We’ve already touched a little on the video for Stuck since I Could Be The One was presented as the second part of the concept introduced here, which is essentially Stacie Orrico in high school dealing with her troublesome beau. There are some key differences though, and the first is that Stuck has a much cleaner aesthetic unlike the dull, washed-out veneer of the sequel. Here, the visuals have the crisp clarity of a teen movie, which is much more appealing. There’s a bit less focus on characterisation though. Where I Could Be The One went out of its way to craft some the supporting cast with personalities (well, as much as one can in the space of a four-minute music video), Stuck is all about Stacie Orrico.
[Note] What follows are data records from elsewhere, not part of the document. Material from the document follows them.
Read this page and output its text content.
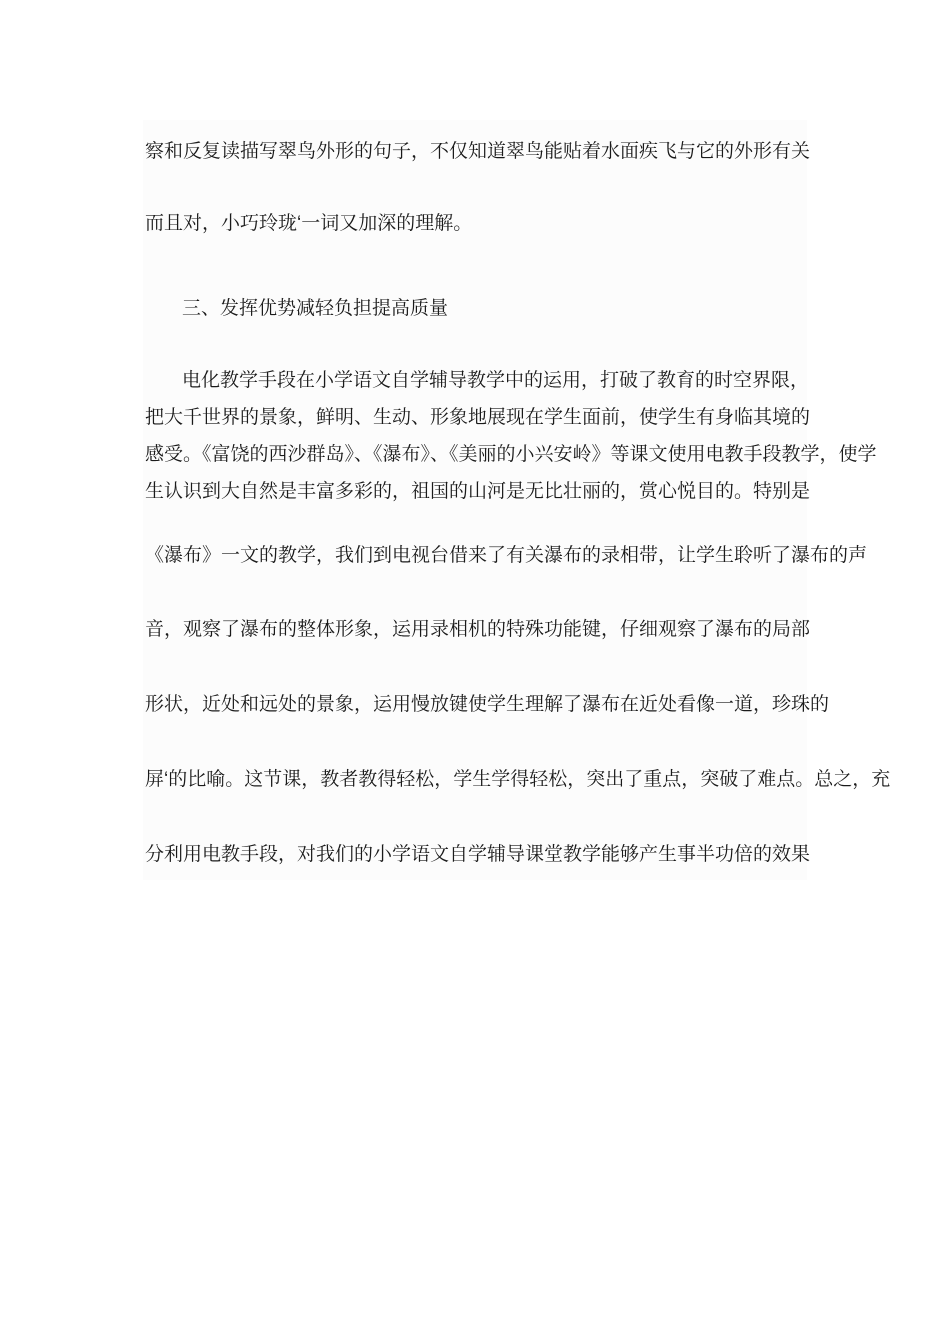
察和反复读描写翠鸟外形的句子，不仅知道翠鸟能贴着水面疾飞与它的外形有关
而且对，小巧玲珑‘一词又加深的理解。
三、发挥优势减轻负担提高质量
电化教学手段在小学语文自学辅导教学中的运用，打破了教育的时空界限，
把大千世界的景象，鲜明、生动、形象地展现在学生面前，使学生有身临其境的
感受。《富饶的西沙群岛》、《瀑布》、《美丽的小兴安岭》等课文使用电教手段教学，使学
生认识到大自然是丰富多彩的，祖国的山河是无比壮丽的，赏心悦目的。特别是
《瀑布》一文的教学，我们到电视台借来了有关瀑布的录相带，让学生聆听了瀑布的声
音，观察了瀑布的整体形象，运用录相机的特殊功能键，仔细观察了瀑布的局部
形状，近处和远处的景象，运用慢放键使学生理解了瀑布在近处看像一道，珍珠的
屏‘的比喻。这节课，教者教得轻松，学生学得轻松，突出了重点，突破了难点。总之，充
分利用电教手段，对我们的小学语文自学辅导课堂教学能够产生事半功倍的效果
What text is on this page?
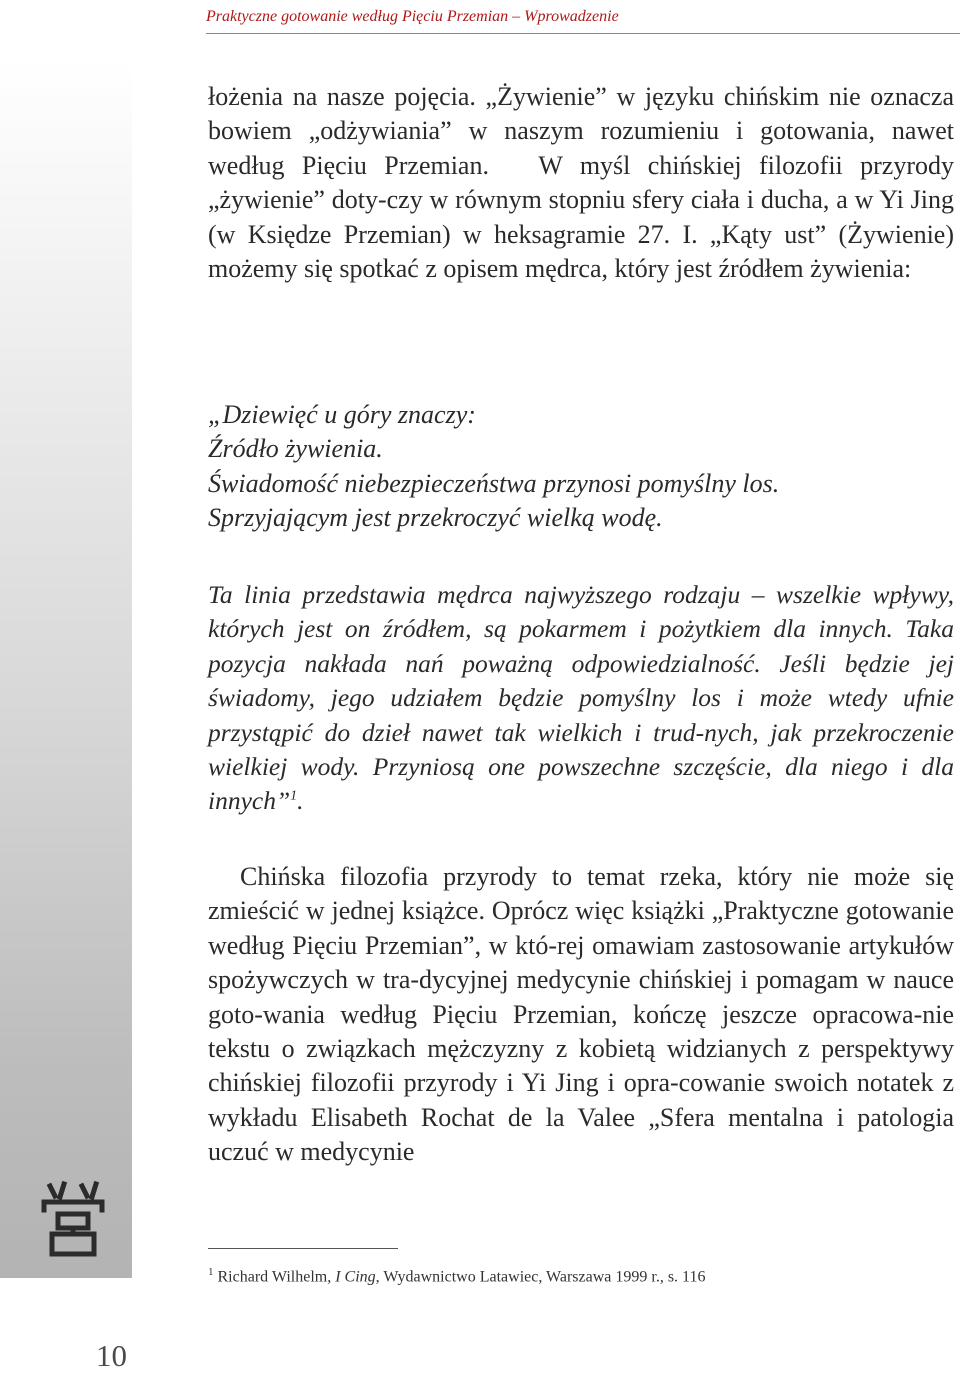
Praktyczne gotowanie według Pięciu Przemian – Wprowadzenie

łożenia na nasze pojęcia. „Żywienie” w języku chińskim nie oznacza bowiem „odżywiania” w naszym rozumieniu i gotowania, nawet według Pięciu Przemian. W myśl chińskiej filozofii przyrody „żywienie” doty-czy w równym stopniu sfery ciała i ducha, a w Yi Jing (w Księdze Przemian) w heksagramie 27. I. „Kąty ust” (Żywienie) możemy się spotkać z opisem mędrca, który jest źródłem żywienia:

„Dziewięć u góry znaczy:
Źródło żywienia.
Świadomość niebezpieczeństwa przynosi pomyślny los.
Sprzyjającym jest przekroczyć wielką wodę.

Ta linia przedstawia mędrca najwyższego rodzaju – wszelkie wpływy, których jest on źródłem, są pokarmem i pożytkiem dla innych. Taka pozycja nakłada nań poważną odpowiedzialność. Jeśli będzie jej świadomy, jego udziałem będzie pomyślny los i może wtedy ufnie przystąpić do dzieł nawet tak wielkich i trud-nych, jak przekroczenie wielkiej wody. Przyniosą one powszechne szczęście, dla niego i dla innych”$^1$.

Chińska filozofia przyrody to temat rzeka, który nie może się zmieścić w jednej książce. Oprócz więc książki „Praktyczne gotowanie według Pięciu Przemian”, w któ-rej omawiam zastosowanie artykułów spożywczych w tra-dycyjnej medycynie chińskiej i pomagam w nauce goto-wania według Pięciu Przemian, kończę jeszcze opracowa-nie tekstu o związkach mężczyzny z kobietą widzianych z perspektywy chińskiej filozofii przyrody i Yi Jing i opra-cowanie swoich notatek z wykładu Elisabeth Rochat de la Valee „Sfera mentalna i patologia uczuć w medycynie

$^1$ Richard Wilhelm, I Cing, Wydawnictwo Latawiec, Warszawa 1999 r., s. 116
10
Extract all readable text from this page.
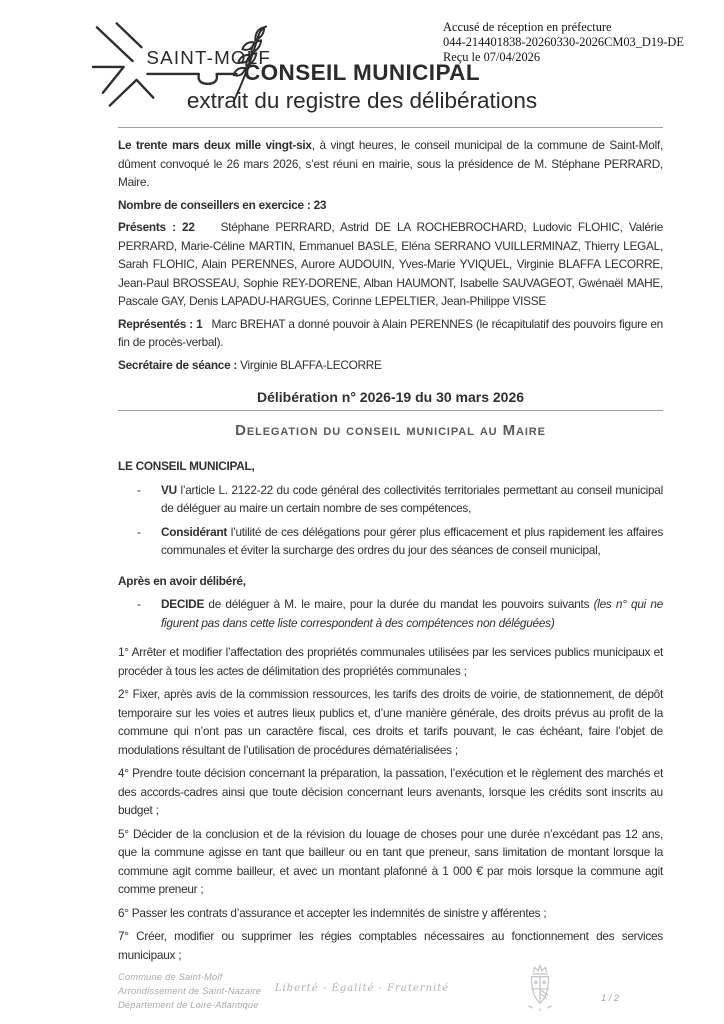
SAINT-MOLF
Accusé de réception en préfecture
044-214401838-20260330-2026CM03_D19-DE
Reçu le 07/04/2026
CONSEIL MUNICIPAL
extrait du registre des délibérations

Le trente mars deux mille vingt-six, à vingt heures, le conseil municipal de la commune de Saint-Molf, dûment convoqué le 26 mars 2026, s’est réuni en mairie, sous la présidence de M. Stéphane PERRARD, Maire.

Nombre de conseillers en exercice : 23

Présents : 22 Stéphane PERRARD, Astrid DE LA ROCHEBROCHARD, Ludovic FLOHIC, Valérie PERRARD, Marie-Céline MARTIN, Emmanuel BASLE, Eléna SERRANO VUILLERMINAZ, Thierry LEGAL, Sarah FLOHIC, Alain PERENNES, Aurore AUDOUIN, Yves-Marie YVIQUEL, Virginie BLAFFA LECORRE, Jean-Paul BROSSEAU, Sophie REY-DORENE, Alban HAUMONT, Isabelle SAUVAGEOT, Gwénaël MAHE, Pascale GAY, Denis LAPADU-HARGUES, Corinne LEPELTIER, Jean-Philippe VISSE

Représentés : 1 Marc BREHAT a donné pouvoir à Alain PERENNES (le récapitulatif des pouvoirs figure en fin de procès-verbal).

Secrétaire de séance : Virginie BLAFFA-LECORRE

Délibération n° 2026-19 du 30 mars 2026

Delegation du conseil municipal au Maire

LE CONSEIL MUNICIPAL,

- VU l’article L. 2122-22 du code général des collectivités territoriales permettant au conseil municipal de déléguer au maire un certain nombre de ses compétences,

- Considérant l’utilité de ces délégations pour gérer plus efficacement et plus rapidement les affaires communales et éviter la surcharge des ordres du jour des séances de conseil municipal,

Après en avoir délibéré,

- DECIDE de déléguer à M. le maire, pour la durée du mandat les pouvoirs suivants (les n° qui ne figurent pas dans cette liste correspondent à des compétences non déléguées)

1° Arrêter et modifier l’affectation des propriétés communales utilisées par les services publics municipaux et procéder à tous les actes de délimitation des propriétés communales ;

2° Fixer, après avis de la commission ressources, les tarifs des droits de voirie, de stationnement, de dépôt temporaire sur les voies et autres lieux publics et, d’une manière générale, des droits prévus au profit de la commune qui n’ont pas un caractère fiscal, ces droits et tarifs pouvant, le cas échéant, faire l’objet de modulations résultant de l’utilisation de procédures dématérialisées ;

4° Prendre toute décision concernant la préparation, la passation, l’exécution et le règlement des marchés et des accords-cadres ainsi que toute décision concernant leurs avenants, lorsque les crédits sont inscrits au budget ;

5° Décider de la conclusion et de la révision du louage de choses pour une durée n’excédant pas 12 ans, que la commune agisse en tant que bailleur ou en tant que preneur, sans limitation de montant lorsque la commune agit comme bailleur, et avec un montant plafonné à 1 000 € par mois lorsque la commune agit comme preneur ;

6° Passer les contrats d’assurance et accepter les indemnités de sinistre y afférentes ;

7° Créer, modifier ou supprimer les régies comptables nécessaires au fonctionnement des services municipaux ;

Commune de Saint-Molf
Arrondissement de Saint-Nazaire
Département de Loire-Atlantique
Liberté - Égalité - Fraternité
1 / 2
Once again, she gives an excellent performance, almost to the point where it’s hard to believe this isn’t the soundtrack to a teen movie. We genuinely can’t think of many pop stars who can carry a look of disdain in quite the same way! The styling in the video is also great; whether Stacie Orrico is sitting next to the sports field or dressed up for the school dance, none of the looks are wildly outlandish or extravagant. There’s a look of authenticity about the video that imbues Stacie Orrico with a sense of realness more commonly associated with the singer-songwriter demographic than mainstream pop stars.
For all the plaudits Stuck deservedly garnered, perhaps one of its greatest triumphs was in the charts. We should put this into context a bit though: 2003 was a long way from the days when our pop faves were casually topping the charts and shifting millions. R&B and rock were in vogue and thus we had to adjust our expectations for what a song like Stuck could realistically achieve. The track debuted at #11 in the UK; so near and yet so far, it seemed. However, most people would have agreed that the song was minimally deserving of a spot in the top ten. Cheers all around then when the following week, the single jumped two spots and peaked at #9. It was a rare feat, but one quite befitting of the comparatively low-key approach taken to the launch of Stacie Orrico. In America, Stuck peaked at #52 on the Billboard Hot 100. Again, a fairly impressive debut considering the benchmark for success was much lower now that the charts were such a hostile place for pop acts. Taking all that into account, it’s hard to imagine that Stacie Orrico’s mainstream launch could have fared any better.